The minister in charge of Ontario's prisons will not release from solitary confinement an inmate who has spent four years in isolation without trial despite a growing chorus of voices demanding action.

Community Safety Minister David Orazietti is under pressure to let Adam Capay, a 23-year-old First Nations man, out of the Plexiglas-lined cell at the Thunder Bay Jail where he is confined alone under 24-hour-a-day artificial light.

Mr. Capay was charged in 2012 with killing another inmate in a fight, and has not yet come to trial.

Mr. Capay has become an example of the crisis in the province's corrections system, where a lack of resources has left hundreds of prisoners locked in solitary confinement for weeks, months and years on end.

Globe editorial: Ontario's sickening mistreatment of Adam Capay

Read more: First Nations chief calls prisoner's treatment 'inhumane'

"I cannot commit to releasing any individual from segregation," Mr. Orazietti said at Queen's Park on Tuesday. "That is not a decision that politicians are making. That is a decision that is made by the individuals operating our jails. I will not take individual action on a specific circumstance."

Mr. Capay's situation became public after a prison guard tipped off Renu Mandhane, the head of the province's human rights commission, when she was visiting the jail earlier this month. Ms. Mandhane found Mr. Capay alone at the end of a range on a windowless floor. After 1,500 days in solitary, she later told reporters, he suffered from memory loss and difficulty speaking. Because of the continuous artificial light, he could not tell day from night.

Ms. Mandhane's data showed that, between October and December of last year, 1,383 Ontario prisoners had spent more than 15 days in solitary confinement, a threshold the United Nations calls a form of torture.

Mr. Orazietti refused on Tuesday to order an end to long-term, indefinite solitary confinement in the province's prisons.

"I can't commit to that right now," he said.

Mr. Orazietti is awaiting the results of a third-party review due next year. He ordered it earlier this month after a previous 19-month review.

He said holding prisoners in segregation for years on end without trial "is not ideal," but is sometimes necessary because of limits on space.

"The physical capacity and limitations of the existing system are such that an individual may, under certain circumstances, be placed in segregation. Is that ideal? It's not ideal," he said. "There needs to be an investment. And there needs to be a review."

NDP community safety critic Jennifer French said the government does not need another review to tell it to cap solitary confinement at 15 days.

"It does beg the question, when you have someone who's been languishing for four years: How many other Adam Capays are there in our jails who have been forgotten?" she said.

Ms. French said the government needs a plan to fund prison programs properly to help inmates avoid solitary.

"They … have to tackle mental health, they need to be addressing the lack of supports and resources and rehabilitation programs," she said.

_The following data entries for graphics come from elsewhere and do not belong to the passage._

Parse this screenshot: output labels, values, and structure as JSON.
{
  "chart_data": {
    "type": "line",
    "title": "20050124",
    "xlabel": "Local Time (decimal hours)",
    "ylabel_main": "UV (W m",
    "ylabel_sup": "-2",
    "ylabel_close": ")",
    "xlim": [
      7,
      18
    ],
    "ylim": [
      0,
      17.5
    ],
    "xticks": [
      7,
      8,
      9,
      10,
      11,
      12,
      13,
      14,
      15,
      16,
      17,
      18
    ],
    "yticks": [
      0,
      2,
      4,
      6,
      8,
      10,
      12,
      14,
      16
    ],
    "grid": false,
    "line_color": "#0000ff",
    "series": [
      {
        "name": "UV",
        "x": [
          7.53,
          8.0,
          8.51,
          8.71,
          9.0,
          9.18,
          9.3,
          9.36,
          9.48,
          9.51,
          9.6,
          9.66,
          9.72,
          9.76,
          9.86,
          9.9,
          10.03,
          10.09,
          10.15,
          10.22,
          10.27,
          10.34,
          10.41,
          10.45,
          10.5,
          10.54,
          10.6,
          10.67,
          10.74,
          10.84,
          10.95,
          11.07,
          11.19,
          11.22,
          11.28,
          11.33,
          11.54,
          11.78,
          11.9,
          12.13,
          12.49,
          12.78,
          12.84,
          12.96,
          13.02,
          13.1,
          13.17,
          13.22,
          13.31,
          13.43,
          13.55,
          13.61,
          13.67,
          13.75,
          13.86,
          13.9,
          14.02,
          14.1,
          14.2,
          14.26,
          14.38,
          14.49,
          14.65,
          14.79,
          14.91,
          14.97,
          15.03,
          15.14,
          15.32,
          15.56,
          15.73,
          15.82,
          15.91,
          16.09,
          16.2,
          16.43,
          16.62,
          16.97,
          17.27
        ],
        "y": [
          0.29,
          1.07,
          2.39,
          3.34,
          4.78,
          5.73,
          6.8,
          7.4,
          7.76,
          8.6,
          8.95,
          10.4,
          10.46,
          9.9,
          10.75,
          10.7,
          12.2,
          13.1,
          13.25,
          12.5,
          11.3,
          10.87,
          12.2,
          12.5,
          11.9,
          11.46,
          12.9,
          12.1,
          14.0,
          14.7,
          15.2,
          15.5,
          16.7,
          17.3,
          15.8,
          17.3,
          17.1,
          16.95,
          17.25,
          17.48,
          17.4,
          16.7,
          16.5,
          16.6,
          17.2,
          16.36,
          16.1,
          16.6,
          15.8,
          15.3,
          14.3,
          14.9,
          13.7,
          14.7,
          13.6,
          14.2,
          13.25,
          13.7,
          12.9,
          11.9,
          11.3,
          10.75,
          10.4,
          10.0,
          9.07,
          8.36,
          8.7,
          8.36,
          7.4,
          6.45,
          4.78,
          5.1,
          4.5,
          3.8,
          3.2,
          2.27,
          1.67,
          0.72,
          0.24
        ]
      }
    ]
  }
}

Pressure from the public is also ramping up: A petition calling on Mr. Orazietti to take Mr. Capay out of solitary had reached nearly 2,000 signatures on Tuesday.

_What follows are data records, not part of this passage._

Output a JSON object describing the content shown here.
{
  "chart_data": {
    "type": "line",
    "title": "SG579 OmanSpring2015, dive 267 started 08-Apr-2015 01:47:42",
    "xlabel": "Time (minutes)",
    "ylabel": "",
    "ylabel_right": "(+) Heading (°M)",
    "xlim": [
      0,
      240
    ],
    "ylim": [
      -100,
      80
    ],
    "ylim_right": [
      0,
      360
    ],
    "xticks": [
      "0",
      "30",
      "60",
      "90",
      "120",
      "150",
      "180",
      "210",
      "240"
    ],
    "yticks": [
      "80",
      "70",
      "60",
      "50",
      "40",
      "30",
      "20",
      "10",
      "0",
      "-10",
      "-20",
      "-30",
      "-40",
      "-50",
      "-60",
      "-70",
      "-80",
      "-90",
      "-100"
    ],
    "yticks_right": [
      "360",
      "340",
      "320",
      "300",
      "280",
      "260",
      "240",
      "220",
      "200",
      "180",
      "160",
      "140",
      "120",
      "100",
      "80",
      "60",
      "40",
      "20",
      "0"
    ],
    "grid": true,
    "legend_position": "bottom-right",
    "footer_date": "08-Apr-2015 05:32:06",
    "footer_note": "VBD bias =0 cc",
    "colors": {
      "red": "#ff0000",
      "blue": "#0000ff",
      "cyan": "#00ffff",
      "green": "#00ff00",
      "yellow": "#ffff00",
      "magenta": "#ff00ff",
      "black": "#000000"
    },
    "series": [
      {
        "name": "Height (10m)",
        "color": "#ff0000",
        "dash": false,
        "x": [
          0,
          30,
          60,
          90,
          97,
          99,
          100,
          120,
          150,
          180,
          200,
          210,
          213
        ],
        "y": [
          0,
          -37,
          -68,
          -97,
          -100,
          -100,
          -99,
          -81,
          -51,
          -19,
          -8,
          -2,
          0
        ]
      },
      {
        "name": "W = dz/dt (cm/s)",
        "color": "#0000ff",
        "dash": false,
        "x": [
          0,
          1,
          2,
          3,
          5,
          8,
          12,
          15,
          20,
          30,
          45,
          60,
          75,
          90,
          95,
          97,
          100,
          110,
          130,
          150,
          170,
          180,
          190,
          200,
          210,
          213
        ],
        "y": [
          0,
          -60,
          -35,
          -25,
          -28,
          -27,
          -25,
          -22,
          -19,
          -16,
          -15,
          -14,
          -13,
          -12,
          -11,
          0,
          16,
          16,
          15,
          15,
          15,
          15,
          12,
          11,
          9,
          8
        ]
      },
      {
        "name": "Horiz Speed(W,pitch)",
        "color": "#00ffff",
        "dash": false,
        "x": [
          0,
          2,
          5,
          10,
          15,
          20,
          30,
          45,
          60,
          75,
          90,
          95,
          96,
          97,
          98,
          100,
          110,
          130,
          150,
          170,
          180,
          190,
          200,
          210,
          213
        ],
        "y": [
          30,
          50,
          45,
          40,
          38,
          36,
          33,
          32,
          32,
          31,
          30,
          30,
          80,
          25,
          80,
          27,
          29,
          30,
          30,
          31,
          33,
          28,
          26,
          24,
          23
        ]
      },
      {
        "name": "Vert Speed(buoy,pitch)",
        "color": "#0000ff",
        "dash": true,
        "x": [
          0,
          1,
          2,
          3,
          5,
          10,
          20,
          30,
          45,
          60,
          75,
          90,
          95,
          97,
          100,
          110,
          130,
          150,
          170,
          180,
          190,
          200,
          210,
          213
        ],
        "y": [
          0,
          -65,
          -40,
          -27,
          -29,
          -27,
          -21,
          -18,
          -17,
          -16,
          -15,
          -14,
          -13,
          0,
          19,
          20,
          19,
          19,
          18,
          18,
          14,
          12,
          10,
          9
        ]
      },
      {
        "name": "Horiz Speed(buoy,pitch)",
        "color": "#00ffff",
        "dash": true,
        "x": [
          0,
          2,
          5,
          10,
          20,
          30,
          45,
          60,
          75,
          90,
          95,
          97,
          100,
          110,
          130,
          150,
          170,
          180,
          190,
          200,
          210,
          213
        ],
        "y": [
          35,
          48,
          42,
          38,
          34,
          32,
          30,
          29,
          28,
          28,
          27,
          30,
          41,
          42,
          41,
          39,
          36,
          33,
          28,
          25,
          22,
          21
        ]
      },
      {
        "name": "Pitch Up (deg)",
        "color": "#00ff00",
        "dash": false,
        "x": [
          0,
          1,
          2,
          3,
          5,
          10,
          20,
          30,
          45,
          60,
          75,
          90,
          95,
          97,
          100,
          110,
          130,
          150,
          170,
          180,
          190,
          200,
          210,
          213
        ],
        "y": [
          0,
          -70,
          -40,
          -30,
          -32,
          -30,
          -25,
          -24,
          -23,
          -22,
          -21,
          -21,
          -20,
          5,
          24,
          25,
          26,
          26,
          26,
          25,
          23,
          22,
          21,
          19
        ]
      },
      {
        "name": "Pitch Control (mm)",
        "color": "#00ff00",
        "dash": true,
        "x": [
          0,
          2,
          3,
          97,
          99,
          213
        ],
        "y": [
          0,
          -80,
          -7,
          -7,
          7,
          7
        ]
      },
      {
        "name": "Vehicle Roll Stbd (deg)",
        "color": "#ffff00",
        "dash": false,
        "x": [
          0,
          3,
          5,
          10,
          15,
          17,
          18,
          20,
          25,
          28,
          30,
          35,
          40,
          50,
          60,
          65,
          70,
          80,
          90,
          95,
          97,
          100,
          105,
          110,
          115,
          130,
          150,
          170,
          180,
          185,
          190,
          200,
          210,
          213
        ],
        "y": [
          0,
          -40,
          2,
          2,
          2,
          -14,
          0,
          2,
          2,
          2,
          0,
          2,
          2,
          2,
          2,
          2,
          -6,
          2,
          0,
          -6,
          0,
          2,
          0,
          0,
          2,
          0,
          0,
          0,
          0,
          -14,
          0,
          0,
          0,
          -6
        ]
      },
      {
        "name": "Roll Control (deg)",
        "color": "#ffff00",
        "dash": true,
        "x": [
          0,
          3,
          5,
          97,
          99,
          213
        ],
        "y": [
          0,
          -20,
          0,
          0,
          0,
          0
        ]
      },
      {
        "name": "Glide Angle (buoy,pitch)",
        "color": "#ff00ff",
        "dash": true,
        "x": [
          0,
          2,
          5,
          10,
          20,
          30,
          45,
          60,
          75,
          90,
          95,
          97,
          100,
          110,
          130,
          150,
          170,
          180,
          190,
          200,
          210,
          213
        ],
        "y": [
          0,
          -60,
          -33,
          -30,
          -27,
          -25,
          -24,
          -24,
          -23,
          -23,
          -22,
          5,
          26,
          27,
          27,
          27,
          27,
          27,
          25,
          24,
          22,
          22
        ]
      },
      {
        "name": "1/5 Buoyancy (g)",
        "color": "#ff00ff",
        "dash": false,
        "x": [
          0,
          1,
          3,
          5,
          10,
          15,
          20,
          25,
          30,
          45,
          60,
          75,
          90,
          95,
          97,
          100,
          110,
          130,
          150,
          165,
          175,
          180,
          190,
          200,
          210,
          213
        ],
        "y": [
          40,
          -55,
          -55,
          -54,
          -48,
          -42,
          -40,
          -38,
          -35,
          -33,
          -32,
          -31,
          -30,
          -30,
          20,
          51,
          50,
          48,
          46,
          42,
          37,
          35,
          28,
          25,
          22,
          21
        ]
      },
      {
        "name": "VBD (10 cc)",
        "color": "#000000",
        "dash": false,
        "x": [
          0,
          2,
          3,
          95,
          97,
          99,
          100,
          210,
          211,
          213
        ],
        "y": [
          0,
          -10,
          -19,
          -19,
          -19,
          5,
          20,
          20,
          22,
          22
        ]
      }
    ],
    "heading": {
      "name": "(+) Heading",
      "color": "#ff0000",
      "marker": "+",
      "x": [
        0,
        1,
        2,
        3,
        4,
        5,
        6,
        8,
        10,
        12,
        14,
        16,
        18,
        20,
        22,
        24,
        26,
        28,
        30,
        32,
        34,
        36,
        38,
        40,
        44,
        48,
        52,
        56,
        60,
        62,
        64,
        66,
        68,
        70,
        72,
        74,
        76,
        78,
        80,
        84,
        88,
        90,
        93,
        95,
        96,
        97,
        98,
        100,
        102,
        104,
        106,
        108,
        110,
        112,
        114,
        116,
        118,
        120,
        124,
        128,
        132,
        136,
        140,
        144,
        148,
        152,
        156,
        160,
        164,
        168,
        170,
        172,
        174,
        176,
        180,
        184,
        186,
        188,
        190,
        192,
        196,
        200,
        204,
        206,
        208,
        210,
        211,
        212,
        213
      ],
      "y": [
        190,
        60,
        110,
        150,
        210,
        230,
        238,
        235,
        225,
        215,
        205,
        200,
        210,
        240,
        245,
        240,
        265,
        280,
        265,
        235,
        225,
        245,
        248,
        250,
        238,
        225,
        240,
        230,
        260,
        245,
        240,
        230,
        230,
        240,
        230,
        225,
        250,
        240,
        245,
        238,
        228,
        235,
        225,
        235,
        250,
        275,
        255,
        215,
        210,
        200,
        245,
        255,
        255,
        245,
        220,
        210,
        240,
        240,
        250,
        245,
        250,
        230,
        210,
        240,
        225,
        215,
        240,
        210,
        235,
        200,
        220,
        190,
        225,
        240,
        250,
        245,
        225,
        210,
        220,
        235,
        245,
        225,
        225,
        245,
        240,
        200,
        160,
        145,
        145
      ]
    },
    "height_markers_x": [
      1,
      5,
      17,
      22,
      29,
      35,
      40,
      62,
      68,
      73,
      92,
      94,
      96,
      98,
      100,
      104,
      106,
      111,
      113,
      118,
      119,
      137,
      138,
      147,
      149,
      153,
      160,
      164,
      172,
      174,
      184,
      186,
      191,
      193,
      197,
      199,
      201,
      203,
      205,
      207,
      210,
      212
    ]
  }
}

Hundreds more weighed in on Twitter, including former Ontario premier Bob Rae. "How could this be?" he tweeted above a link to a story on Mr. Capay.

Ombudsman Paul Dubé is also considering launching an investigation.

A correctional officer at the 90-year-old jail said he has been concerned about segregation conditions for at least a year, but that criticism should focus on the criminal justice system, not just prison workers. "Everyone should share the blame," said Mike Lundy, president of the OPSEU local at the jail.

Mr. Lundy estimates that 35 to 40 per cent of the 140 inmates at Thunder Bay Jail have been diagnosed with a mental-health issue. Yet, unlike some prisons that provide daily psychiatric care, Thunder Bay is visited by a psychiatrist just five times a month for two hours at a time.